Agricola
O ano de 2050 se aproxima como uma fronteira física: não mais um horizonte temporal, mas um ponto de transição. Nesse momento, as políticas climáticas implementadas hoje poderiam reduzir as emissões de gases de efeito estufa em mais de 50%, mas ao custo de um aumento do risco de fome global em 17%, segundo um modelo agro-econômico recente. Esse dado não é um simples cenário, mas um parâmetro crítico que impõe uma reavaliação do balanço de insumos e resultados nos sistemas alimentares. O problema não é a falta de vontade, mas a presença de um efeito colateral não previsto: a redução do ozônio troposférico, um poluente que danifica as culturas, poderia compensar parcialmente os efeitos negativos da mitigação climática.
Consequentemente, o sistema alimentar não pode mais ser projetado como um conjunto de processos isolados. A tensão entre sustentabilidade ambiental e segurança alimentar se transformou em uma restrição física. O dado mais específico e detalhado entre as fontes é a redução de 15% do risco de fome global graças à diminuição do ozônio, um valor que não pode ser ignorado. Isso não é um dado marginal: é um indicador de uma dinâmica sistêmica que escapa aos modelos tradicionais. O problema não é mais se agir sobre o clima, mas como fazê-lo sem gerar novos gargalos.
O dilema de projeto de 2050: quando a mitigação climática ameaça a segurança alimentar
A redução do ozônio troposférico não é um evento isolado, mas um efeito direto das políticas de mitigação climática que reduzem as emissões de precursores como NOx e VOC. Esses poluentes, quando reagem na presença de luz solar, produzem ozônio, um gás que danifica as plantas e reduz a produtividade das culturas. O efeito é mensurável: estudos indicam que o ozônio pode reduzir a produção de trigo em até 10% e a de milho em até 15% em condições de exposição crônica. Quando políticas que reduzem essas emissões são implementadas, obtém-se um benefício direto na produtividade agrícola.

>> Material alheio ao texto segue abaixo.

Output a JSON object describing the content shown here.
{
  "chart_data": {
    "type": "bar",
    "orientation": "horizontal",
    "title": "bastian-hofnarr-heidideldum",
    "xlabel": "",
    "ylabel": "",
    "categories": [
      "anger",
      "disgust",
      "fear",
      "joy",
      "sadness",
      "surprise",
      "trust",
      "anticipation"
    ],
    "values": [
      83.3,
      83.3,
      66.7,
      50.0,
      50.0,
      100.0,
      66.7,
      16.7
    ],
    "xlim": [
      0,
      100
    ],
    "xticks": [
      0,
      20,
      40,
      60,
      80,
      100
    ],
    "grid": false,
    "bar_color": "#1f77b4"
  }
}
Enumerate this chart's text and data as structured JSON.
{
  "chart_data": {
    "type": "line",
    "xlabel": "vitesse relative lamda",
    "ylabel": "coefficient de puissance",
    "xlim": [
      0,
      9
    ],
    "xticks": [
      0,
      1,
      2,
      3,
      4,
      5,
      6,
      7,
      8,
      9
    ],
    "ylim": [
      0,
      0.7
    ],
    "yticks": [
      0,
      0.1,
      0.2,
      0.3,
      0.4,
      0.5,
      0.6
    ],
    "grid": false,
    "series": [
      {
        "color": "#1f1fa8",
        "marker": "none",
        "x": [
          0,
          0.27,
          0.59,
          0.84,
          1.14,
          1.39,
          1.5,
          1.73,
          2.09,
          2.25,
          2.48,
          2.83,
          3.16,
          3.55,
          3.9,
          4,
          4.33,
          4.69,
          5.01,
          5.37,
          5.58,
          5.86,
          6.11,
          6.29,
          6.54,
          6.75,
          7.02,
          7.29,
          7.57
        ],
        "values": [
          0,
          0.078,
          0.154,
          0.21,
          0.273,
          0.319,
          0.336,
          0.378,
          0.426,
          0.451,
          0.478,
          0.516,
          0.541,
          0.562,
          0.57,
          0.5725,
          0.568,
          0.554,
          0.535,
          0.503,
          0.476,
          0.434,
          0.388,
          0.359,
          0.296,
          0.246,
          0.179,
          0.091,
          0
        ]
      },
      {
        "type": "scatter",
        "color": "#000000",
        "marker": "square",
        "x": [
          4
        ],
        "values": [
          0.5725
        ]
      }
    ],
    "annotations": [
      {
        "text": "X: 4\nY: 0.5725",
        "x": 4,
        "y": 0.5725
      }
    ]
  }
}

Isso implica que a mitigação climática não é apenas uma intervenção ambiental, mas uma intervenção agronômica. O dado de 15% de redução do risco de fome global em 2050 não é uma hipótese, mas um resultado calculado a partir de seis modelos agro-econômicos diferentes, que integram o efeito do ozônio. Em outras palavras, a mitigação climática não produz apenas um benefício climático, mas um benefício direto na capacidade de carga do sistema agrícola. O dado de 56% de redução do risco atribuível à África Subsaariana e à Índia revela uma distribuição não casual: essas regiões, onde o risco de fome é mais elevado, também são as mais sensíveis aos efeitos do ozônio.
O núcleo técnico: o ozônio como fator de balanço ecológico
O ponto de aplicação imediato está no projeto de políticas de mitigação. Até agora, os modelos de avaliação ignoraram o efeito do ozônio, considerando-o um fator de poluição a ser eliminado, não um fator de produtividade a ser valorizado. Isso é um erro de projeto: o ozônio não é um problema em si, mas um indicador de um sistema de fluxos que pode ser otimizado. A alavanca não é sua eliminação, mas sua gestão como parâmetro de balanço.
Por exemplo, um investimento em tecnologias de redução das emissões de NOx em áreas agrícolas sensíveis pode não apenas reduzir o ozônio, mas aumentar a produtividade das culturas. Isso implica uma mudança de paradigma: não se projeta para eliminar um poluente, mas para otimizar um gradiente de produção. O dado de 15% de redução do risco de fome global não é um resultado secundário, mas um objetivo primário a ser incluído nos planos de mitigação. O sistema não deve escolher entre clima e comida: deve projetar um sistema em que os dois objetivos se reforcem.